With the off-season upgrades up front and the question marks around the defence core and goaltending, the Edmonton Oilers are showing some similarities to the 2014/15 Dallas Stars.
That was the high-event team that scored 257 goals in the regular season, second most in the league only behind the Tampa Bay Lightning, but also allowed 257 goals, which was fourth highest in the league. That resulted in a sixth place finish in the Central division, with the team missing the playoffs by seven points.
It was a very disappointing finish for the Stars as in the season prior they had made the playoffs for the first time in six seasons, clinching the last wild card spot in the west but losing in six games to the top-ranked Anaheim Ducks. The star players led the way in the regular season with Tyler Seguin finishing fourth in scoring with 84 points as a 21-year old and Jamie Benn finishing 11th with 79 points at age 24.

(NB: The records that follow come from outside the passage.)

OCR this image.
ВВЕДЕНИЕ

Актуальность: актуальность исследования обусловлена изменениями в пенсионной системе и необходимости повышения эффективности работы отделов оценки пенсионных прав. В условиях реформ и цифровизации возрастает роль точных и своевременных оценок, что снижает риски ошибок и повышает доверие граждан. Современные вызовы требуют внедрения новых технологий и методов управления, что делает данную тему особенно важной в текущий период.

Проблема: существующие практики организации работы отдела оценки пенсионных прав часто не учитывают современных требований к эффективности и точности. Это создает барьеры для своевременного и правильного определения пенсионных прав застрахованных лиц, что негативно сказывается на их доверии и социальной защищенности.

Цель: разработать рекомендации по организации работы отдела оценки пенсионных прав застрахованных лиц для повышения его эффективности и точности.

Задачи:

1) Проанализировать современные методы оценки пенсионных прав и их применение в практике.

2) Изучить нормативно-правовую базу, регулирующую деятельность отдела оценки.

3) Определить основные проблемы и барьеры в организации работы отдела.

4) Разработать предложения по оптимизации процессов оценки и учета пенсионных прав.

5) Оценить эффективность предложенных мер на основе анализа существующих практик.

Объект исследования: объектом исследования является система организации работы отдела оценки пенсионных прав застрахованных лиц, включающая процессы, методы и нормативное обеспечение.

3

The Stars made a concerted effort in the 2014 off-season to shore up their forward group acquiring Jason Spezza from the Senators, and signing Ales Hemsky and Patrick Eaves on the first day of free agency. Similar to Edmonton’s current issues, the Stars were often out-shot and out-scored without Seguin or Benn on the ice in the 2013/14 regular season – an issue that carried over into the playoffs that spring. With Seguin and/or Benn on the ice, the Stars outscored the Ducks 9-6 in all situations. Without them, the Stars were outscored 9-14. Individual production from their star players became an issue in the playoffs as well, as none other than Shawn Horcoff led the Stars in playoff points that year with six.
Improving the forward group in the off-season paid off for the Stars offensively in the 2014/15 regular season. Benn finished first in league scoring with 87, scoring 35 goals. Seguin finished seventh in scoring with 77 points, including 37 goals. Spezza finished with 62 points, including 45 assists. The club generated the highest rate of shot attempts, and scoring chances in the league at even-strength, and finished fourth in terms of expected goals per hour. The Stars would score 174 even-strength (5v5) goals that season, the third highest in the league, and 55 powerplay goals, fifth highest in the league.

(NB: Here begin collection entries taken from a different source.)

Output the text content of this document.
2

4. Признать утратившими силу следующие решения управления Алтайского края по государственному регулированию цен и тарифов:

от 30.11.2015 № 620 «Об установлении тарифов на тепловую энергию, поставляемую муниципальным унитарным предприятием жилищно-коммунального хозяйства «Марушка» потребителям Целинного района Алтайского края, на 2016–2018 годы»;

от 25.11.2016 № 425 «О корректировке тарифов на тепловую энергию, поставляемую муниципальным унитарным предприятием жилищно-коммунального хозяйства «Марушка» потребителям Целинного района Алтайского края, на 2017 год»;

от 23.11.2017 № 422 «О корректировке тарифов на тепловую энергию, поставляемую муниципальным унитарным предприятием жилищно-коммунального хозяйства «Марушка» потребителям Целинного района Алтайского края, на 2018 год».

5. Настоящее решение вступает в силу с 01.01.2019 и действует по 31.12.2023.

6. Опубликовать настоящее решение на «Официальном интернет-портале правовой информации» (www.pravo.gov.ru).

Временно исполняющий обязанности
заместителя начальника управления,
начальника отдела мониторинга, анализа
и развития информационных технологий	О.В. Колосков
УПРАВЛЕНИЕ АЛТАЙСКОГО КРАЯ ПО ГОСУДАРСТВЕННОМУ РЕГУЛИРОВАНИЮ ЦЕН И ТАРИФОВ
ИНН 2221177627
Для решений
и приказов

But while management added talent up front and got solid results offensively, they went with the same defence core and goaltending which turned out to be disastrous. The team had good reason to be content with their defence core – which featured veterans like Alex Goligoski and Trevor Daley, and youngsters like John Klingberg – as in the season prior the team was right around league average when it came to shots and scoring chances against. And goaltender Kari Lehtonen had consistently been solid for the Stars, ranking 13th in terms of save percentage and 6th in terms of goals-saved-above-average among regular goalies (+2000 minutes) in the three seasons prior.
That all went sideways in 2014/15 with the Stars allowing the fourth highest number of goals against (247) and ranking in the upper third of the league when it came to shots and scoring chances against, including the 9th highest rate of expected goals against. What made things significantly worse was the Stars goaltending, which ranked 28th in the league that season with a 90.95% team save percentage. Lehtonen posted his lowest save percentage in his career that season (90.30%), never quite recovered to his career levels, and was out of the league in 2018. This shouldn’t have been too surprising considering he was 30 at the time, which is right around when goaltender performance starts to decline (Source: Hockey Graphs).

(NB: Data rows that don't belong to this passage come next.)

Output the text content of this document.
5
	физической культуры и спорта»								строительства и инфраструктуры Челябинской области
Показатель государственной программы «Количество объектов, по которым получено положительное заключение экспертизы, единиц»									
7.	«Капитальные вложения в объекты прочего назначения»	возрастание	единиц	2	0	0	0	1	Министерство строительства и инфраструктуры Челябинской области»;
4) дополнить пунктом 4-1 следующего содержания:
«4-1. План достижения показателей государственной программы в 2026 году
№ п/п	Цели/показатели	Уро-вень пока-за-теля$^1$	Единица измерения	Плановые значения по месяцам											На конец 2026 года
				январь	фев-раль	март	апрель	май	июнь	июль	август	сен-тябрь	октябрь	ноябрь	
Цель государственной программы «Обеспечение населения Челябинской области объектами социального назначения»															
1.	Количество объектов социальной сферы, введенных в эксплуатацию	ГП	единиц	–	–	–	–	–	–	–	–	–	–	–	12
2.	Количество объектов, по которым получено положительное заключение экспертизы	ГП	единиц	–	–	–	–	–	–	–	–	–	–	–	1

While we can hope that the Oilers won’t have a similar fate this upcoming season, there’s reasons to think otherwise.
For one, the Oilers put a lot of focus on the forward group this off-season, spending assets and making some reasonable bets on players that should help improve the goal-scoring. But their defence core is now lacking, with veteran players expected to play above their more recent established levels, putting more pressure on youngsters like Evan Bouchard to progress in their development and take on more minutes. The Oilers are also taking a significant risk with their goaltending, which while was good last season, can’t be expected to be at the same levels given Smith’s and Koskinen’s ages.
What I also found interesting was the Oilers even-strength (5v5) numbers under Tippett compared to the Stars even-strength numbers in 2014/15.
The Stars were far better offensively than the Oilers have been, but I’m expecting the difference to be smaller considering the changes up front by Oilers management. What’s interesting here is that the Stars defensive numbers, which weren’t good that year, are awfully close to what the Oilers have posted under Tippett, with both teams allowing around the same rate of shot attempts, unblocked shot attempts and expected goals against. The Oilers have even allowed the same rate of goals against as the Stars did in 2014/15 (2.64), with the team save percentages being awfully close.
If the Oilers post similar defensive numbers this upcoming season as they have under Tippett thus far and get the same level of goaltending at even-strength as they have in the past, I’d expect them to have similar results as the Stars did in 2014/15. It’ll make for some very entertaining hockey, likely some high-scoring games, but it’s going to put a playoff spot in jeopardy, especially if the special teams struggle at all.
How the Oilers coaching staff and management group mitigate the risks will definitely be something to monitor, especially with so much pressure on the team to make a deeper playoff run.